I need an efficient data.table solution to filter to just the first and last instance for each 300 of a cumulative sum of a column. My real dataset is millions rows, so I am NOT looking for a looped solution.
#Example data:
dt <- data.table(idcolref=c(1:1000),y=rep(10,1000))
An example loop that does what I'd like is below, but it is far too slow to be useful for a large data.table.
###example of a loop that produces the result I want but is too slow
library(foreach)
dt[,grp:=1,]
dt[,cumsum:=0,]
grp <- 1
foreach(a=2:nrow(dt))%do%{
dt[a,"cumsum"]<-dt[a,"y"]+dt[a-1,"cumsum"]
if(dt[a,"cumsum"]>300){
dt[a,"grp"] <- grp
grp <- grp+1
dt[a,"cumsum"]<-0
}else{
dt[a,"grp"]<-dt[a-1,"grp"]
}
}
dt.desired <- foreach(a=2:nrow(dt),.combine=rbind)%do%{
if(dt[a,"grp"]!=dt[a-1,"grp"]){
dt[c(a-1,a),]
}
}
dt.desired <- rbind(dt[1,],dt.desired)
dt.desired <- rbind(dt.desired,dt[nrow(dt),])
How can I get the same result using fast vectorized data.table functions? Thanks!
I think I've interpreted your requirement correctly:
If this is the case, you can write your own fast 'vectorised' function in Rcpp
library(data.table)
dt <- data.table(x=rep(5,1e7),y=rep(10,1e7))

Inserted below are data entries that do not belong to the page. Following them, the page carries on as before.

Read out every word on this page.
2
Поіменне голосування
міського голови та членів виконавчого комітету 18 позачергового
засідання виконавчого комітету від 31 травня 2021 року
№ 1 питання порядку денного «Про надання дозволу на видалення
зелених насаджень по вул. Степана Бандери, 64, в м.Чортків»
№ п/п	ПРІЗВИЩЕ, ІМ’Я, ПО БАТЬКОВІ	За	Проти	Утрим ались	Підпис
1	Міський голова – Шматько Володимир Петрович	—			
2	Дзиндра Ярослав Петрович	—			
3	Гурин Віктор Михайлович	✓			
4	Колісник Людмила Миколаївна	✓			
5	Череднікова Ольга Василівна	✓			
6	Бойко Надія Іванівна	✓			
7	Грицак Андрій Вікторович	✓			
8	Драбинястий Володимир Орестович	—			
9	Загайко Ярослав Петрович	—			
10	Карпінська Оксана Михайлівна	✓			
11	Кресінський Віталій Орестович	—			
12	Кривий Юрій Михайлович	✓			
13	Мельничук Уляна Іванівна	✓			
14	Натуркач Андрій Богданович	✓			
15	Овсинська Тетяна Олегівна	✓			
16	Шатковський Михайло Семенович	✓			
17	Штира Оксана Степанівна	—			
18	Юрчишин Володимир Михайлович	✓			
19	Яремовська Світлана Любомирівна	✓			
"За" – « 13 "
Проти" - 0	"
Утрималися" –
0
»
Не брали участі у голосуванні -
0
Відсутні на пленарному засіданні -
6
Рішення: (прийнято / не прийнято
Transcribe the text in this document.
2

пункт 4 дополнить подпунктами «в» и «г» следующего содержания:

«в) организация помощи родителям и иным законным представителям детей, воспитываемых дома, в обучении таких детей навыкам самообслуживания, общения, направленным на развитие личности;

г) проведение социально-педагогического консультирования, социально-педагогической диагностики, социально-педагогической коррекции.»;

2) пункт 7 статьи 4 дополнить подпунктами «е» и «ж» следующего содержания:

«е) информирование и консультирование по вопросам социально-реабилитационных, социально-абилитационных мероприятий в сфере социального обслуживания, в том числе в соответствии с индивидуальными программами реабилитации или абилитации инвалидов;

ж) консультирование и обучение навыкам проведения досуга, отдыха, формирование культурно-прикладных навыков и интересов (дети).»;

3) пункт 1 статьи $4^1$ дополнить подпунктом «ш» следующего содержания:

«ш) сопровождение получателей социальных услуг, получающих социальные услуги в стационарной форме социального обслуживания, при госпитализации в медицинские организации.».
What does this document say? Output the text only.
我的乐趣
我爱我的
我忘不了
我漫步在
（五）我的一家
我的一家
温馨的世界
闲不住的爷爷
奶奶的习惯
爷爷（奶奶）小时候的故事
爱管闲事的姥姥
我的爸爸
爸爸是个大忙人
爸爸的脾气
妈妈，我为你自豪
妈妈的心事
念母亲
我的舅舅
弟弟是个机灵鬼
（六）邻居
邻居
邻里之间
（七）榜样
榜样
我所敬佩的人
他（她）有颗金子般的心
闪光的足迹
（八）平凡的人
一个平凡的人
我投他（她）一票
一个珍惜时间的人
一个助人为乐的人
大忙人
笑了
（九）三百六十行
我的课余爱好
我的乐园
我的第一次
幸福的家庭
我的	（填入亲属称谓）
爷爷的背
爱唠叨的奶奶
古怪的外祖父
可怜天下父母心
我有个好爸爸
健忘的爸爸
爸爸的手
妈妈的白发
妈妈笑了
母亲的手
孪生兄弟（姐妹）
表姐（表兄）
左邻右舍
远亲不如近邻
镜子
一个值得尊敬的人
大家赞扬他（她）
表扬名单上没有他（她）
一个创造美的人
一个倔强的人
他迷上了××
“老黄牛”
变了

## adding a row index to keep track of which rows are returned
dt[, id := .I]
library(Rcpp)
cppFunction('Rcpp::NumericVector findGroupRows(Rcpp::NumericVector x) {
int cumsum = 0;
int grpCounter = 0;
size_t n = x.length();
Rcpp::NumericVector groupedCumSum(n);
for ( size_t i = 0; i < n; i++) {
cumsum += x[i];
if (cumsum > 300) {
cumsum = 0;
grpCounter++;
}
groupedCumSum[i] = grpCounter;
}
return groupedCumSum;
}')
dt[, grp := findGroupRows(y)]
dt[ dt[, .I[c(1, .N)], by = grp]$V1]